Don't worry, I'm not intending to throw myself at the poor boy, I'm talking about the physical sensation it provoked, and how much it surprised me. I enjoyed feeling my head massaged, and having a good-looking young men pay so much attention to my hair — and also felt entitled to enjoy it, rather than self-conscious or ashamed, as my younger self would have done. He paid professional attention, I paid him.
I also practice yoga with a relatively young male teacher. There are moments when he applies physical pressure with his hands or upper body, to my back, to get me to let go and stretch or twist more deeply. It is a profound sensory experience, that borders the sensual, although it never strays over that border. It shocked me deeply the first time he did it, and I didn't know what to think. Now I'm more accustomed to it, and reassured by the fact that he does this to all the members of his classes, male and female. It startled me into a physical realization of how completely taboo it is for a woman to be touched in any way by a man once she is married (never mind the difficulty involved before marriage).
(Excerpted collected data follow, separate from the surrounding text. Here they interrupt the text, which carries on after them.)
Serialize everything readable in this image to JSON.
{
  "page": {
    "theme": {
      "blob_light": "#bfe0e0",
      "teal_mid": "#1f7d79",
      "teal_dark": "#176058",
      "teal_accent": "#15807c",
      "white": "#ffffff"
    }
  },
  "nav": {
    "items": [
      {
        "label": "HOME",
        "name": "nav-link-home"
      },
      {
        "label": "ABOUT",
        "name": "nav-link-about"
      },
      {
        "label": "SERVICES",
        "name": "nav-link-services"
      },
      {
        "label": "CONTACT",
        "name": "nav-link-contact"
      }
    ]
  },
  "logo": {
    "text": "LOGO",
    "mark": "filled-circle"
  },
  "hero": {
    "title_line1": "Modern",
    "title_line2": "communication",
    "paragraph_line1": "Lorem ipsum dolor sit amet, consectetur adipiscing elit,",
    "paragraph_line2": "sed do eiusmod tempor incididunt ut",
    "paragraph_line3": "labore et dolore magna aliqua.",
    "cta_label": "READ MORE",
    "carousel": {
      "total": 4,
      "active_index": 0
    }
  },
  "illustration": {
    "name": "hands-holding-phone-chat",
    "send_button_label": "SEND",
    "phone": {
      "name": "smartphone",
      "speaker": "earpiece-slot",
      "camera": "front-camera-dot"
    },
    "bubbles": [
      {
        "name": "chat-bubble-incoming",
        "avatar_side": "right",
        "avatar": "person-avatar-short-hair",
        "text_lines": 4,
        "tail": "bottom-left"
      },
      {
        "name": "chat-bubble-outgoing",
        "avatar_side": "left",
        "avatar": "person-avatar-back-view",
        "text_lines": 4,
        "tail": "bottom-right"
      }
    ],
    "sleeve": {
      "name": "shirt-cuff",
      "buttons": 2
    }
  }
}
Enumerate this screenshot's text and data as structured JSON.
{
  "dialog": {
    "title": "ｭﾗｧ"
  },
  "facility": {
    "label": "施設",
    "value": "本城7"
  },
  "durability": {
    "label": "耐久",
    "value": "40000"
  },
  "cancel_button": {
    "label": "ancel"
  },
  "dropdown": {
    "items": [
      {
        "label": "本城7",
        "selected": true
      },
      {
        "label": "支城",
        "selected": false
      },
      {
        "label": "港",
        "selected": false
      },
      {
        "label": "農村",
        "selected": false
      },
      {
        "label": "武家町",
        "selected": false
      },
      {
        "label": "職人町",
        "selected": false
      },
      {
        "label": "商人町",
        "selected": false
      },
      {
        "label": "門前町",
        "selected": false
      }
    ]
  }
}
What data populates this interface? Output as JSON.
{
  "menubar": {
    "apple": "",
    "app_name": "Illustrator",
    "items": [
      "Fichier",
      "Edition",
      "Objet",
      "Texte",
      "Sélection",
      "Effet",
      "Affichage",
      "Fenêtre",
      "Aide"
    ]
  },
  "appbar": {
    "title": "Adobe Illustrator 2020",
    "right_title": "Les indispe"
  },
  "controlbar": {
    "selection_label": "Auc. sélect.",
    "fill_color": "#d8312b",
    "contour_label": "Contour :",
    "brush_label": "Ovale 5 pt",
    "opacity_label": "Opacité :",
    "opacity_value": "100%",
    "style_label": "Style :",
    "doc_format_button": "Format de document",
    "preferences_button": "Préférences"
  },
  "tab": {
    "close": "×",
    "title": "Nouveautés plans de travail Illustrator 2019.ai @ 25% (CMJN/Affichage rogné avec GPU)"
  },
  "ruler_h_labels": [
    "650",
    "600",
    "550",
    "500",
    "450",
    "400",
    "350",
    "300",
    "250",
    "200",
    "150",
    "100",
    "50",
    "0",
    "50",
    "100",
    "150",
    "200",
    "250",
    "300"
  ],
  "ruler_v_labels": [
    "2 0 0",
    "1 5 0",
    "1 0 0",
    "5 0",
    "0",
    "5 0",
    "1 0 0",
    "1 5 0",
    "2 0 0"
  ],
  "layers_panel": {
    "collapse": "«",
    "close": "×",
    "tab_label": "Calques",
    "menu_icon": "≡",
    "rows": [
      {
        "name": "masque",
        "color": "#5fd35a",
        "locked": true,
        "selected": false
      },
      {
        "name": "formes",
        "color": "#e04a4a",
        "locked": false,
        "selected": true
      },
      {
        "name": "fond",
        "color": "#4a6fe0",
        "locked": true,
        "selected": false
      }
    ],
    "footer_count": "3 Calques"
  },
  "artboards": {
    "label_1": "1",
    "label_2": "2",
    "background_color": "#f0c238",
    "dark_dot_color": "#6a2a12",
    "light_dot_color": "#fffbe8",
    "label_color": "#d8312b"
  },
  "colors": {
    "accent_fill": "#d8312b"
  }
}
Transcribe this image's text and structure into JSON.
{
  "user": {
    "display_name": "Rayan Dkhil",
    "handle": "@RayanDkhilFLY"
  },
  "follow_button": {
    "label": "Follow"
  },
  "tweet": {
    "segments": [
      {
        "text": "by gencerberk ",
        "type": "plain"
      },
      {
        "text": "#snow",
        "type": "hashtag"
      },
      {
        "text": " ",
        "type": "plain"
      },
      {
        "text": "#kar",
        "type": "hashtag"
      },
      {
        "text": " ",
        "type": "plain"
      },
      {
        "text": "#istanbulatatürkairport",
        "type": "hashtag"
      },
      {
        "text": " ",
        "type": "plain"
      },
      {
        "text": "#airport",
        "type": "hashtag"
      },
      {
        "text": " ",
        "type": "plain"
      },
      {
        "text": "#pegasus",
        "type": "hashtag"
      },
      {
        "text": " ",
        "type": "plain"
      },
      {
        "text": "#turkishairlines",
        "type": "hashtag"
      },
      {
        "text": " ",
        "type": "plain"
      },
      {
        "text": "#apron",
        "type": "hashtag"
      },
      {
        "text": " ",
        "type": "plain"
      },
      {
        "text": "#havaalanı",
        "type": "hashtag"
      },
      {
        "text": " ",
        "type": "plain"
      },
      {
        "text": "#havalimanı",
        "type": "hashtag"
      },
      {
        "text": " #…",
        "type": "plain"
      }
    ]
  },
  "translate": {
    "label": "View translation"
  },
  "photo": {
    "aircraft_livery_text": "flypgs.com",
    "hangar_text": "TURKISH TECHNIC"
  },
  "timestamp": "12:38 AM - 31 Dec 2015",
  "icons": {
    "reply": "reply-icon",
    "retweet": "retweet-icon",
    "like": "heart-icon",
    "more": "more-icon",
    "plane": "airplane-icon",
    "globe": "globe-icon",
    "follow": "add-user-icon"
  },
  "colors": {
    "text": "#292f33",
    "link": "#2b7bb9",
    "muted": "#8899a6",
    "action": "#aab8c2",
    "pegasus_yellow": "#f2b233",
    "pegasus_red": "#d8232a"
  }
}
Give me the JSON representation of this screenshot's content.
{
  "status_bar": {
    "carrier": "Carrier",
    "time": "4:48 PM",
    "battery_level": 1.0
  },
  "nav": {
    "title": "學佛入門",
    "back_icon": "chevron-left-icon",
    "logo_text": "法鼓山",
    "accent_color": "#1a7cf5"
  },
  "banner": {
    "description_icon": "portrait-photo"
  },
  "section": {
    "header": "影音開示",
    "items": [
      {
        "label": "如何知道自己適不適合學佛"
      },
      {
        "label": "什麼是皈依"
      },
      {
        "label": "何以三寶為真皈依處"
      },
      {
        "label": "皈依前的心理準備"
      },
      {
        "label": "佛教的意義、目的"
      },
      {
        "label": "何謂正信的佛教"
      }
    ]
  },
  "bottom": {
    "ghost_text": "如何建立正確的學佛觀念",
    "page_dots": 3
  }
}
Finally, young men who pay me. What now? Well, I also tutor teenagers, and so am often in a position of authority, and on my own, with young men. It is always odd to receive money at the end of a tutoring hour from a very young man, because of all the associations that saturate the concept of men giving women money for a service. Both parties are embarrassed. I have learnt to avert my eyes, and pretend the money isn't there. It's better than giggling.
When I was younger, and taught men only just my junior, the difficulty lay in maintaining authority and deflecting sexual attention. Now, by virtue of being middle-aged, I physically look like an authority figure, and a mother, so the difficulty has shifted: I can't look cool, I can only be myself (and accept that they probably think I'm a mad old bat a lot of the time). And I find that I experience maternal feelings towards these young men, wanting them to be safe, admiring them as I do my own son, aware of their fragile self-esteem.
Only maternal feelings? Isn't there anything more? I think I'd be lying if I didn't point out that part of that maternal feeling is a tiny sense of loss in myself, an irrevocable tipping of the scales in which my sexual being has moved into maturity, fruition, completion, and can never be again potential, mystery, uncertainty.
Perhaps that's what older women adore in younger men: their own lost youth.